Alex (Malcolm McDowall) is a young man (“malchick”) living in a dystopian society. Along with his buddies (“droogs”), he roams the streets at night, causing mayhem of various kinds. Boys will be boys? They beat up old, homeless, drunks, get into fights with rival gangs, engage in rape and home invasion, all while picking up whatever loot they can find through their activities. The trouble really begins when Alex’s followers decide they’ve had enough of his leadership, and set him up to take a fall. Next thing he knows, he’s in jail as a convicted murderer. He leaps at the chance, therefore, to be part of an experimental government reform program that will make him a free man in about two weeks. Essentially, he is conditioned, by drugs and constant exposure, to become violently ill when confronted with sex and/or violence. And, sadly, Beethoven, which he loves. Reformed, he finds life to be extremely difficult as he is kicked out by his parents, beaten up by his former buddies, and victimized by his former victims. He is eventually imprisoned by a group of subversives who want to use his tale of woe as a weapon against the government. They drive him to attempt suicide, and when he is unsuccessful, the government steps in, “cures” him, and makes him their poster child instead. In the end we are lead to believe that he will again get up to his old tricks.

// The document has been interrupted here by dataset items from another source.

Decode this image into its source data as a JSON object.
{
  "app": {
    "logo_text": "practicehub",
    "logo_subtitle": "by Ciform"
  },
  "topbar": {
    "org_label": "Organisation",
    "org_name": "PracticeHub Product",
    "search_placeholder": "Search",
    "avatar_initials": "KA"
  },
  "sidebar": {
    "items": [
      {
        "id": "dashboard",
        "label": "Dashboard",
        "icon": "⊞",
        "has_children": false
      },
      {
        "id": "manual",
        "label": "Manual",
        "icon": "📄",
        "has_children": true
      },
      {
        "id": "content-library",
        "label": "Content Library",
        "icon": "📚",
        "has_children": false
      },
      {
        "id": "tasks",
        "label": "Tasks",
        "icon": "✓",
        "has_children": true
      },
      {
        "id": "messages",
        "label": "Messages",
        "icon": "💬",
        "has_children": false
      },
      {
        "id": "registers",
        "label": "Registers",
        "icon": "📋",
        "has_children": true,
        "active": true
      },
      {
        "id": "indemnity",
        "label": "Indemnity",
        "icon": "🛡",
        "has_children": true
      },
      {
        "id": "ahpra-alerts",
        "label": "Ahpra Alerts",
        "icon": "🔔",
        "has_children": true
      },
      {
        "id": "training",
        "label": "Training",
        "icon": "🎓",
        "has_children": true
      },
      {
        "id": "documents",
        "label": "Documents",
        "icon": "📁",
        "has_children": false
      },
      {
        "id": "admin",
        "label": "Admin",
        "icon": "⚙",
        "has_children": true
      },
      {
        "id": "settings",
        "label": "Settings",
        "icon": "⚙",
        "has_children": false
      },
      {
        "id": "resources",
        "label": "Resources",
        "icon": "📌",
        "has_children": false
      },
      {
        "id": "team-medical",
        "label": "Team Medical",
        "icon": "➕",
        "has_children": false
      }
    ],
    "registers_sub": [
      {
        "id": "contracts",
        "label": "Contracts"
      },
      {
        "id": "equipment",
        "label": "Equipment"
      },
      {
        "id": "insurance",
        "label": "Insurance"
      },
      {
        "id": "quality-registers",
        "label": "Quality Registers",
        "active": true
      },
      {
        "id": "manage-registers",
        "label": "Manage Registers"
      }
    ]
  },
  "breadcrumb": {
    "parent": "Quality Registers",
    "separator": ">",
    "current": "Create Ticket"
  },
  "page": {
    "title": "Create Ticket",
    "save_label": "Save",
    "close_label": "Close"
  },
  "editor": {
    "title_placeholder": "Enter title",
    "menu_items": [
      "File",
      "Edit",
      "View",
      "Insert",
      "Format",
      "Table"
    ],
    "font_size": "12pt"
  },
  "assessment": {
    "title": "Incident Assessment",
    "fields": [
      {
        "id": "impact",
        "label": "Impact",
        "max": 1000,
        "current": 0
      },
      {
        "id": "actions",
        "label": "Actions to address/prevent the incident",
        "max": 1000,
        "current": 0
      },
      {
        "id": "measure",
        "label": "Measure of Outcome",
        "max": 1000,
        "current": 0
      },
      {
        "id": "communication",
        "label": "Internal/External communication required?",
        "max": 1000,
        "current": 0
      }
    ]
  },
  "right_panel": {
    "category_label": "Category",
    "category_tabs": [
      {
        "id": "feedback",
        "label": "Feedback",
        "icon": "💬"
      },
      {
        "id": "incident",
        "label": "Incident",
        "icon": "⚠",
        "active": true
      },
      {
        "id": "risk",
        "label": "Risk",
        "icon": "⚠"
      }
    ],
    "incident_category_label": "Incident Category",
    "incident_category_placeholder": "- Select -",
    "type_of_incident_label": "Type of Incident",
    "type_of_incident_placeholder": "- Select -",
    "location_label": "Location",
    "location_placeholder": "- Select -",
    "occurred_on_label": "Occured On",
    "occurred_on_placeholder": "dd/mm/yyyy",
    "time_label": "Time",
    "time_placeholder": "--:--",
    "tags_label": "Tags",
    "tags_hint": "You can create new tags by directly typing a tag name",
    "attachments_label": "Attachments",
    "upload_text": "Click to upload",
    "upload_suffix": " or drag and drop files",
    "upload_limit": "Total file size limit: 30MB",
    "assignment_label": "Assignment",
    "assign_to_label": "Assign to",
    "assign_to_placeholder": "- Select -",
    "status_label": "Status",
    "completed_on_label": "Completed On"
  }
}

I would not go so far as to say that I liked this movie, but I didn’t hate it, either. A couple of years ago I actually read the book, and that I really liked. This adaptation stays pretty true to the novel, and through Kubrick’s weird vision becomes a really stylish and visually arresting piece of work. As the main character, Alex, Malcolm McDowall is at once creepy and charismatic. He’s not at all a stupid boy … it’s just that his tastes run to blood and guts. His sensitivity shines through in his love of music, and it’s truly moving when he begs his reformers not to take that love from him. It is the connection of Beethoven to the horrors he witnesses that seems to get through to him the message that violence is bad and unfair. The film is certainly disturbing at times, particularly in its treatment of women. There’s a lot of nudity, and women are, for the most part, clearly second-class citizens in Alex’s world.
The artistry and the visual aspects are what makes this film worth watching, and are the means by which Kubrick interprets the themes of the novel. The costumes, the sets, even the violence exhibited is bright, flashy, and garish. I felt that Alex’s world is/was distinctly cartoonish. One of the main themes is that of youth vs. age, and I think that this is depicted very clearly through the bright colors and over-sexualized decor of the homes and establishments we see. Youth is king. Alex goes through a lot, but through it all he maintains his swagger, the carelessness of a young man who doesn’t actually believe he will ever grow up, grow old, and die. Age is something to be mocked and laughed at rather than respected. Even when his two “droogs” come of age and are given “grown-up” jobs as police officers, they’re still exactly the same. They’re playing at being adults.
Did I say this movie was worth watching? It’s very weird, and often disturbing, but I think if you can stomach what goes on, it’s kind of fascinating. The slang (called nadsat by Burgess, the author of the book) is a little hard to keep up with in this medium, but mostly the context comes through. It’s not a short film, and it gets a little bogged down in the middle, but you kind of need the break after the violence and whatnot, most of which occurs in the first half.
I guess I’d only recommend this if you were really interested in seeing it, but I have to say that I was pretty surprised. Maybe all this watching of movies I wouldn’t normally be interested in really has expanded my horizons, eh?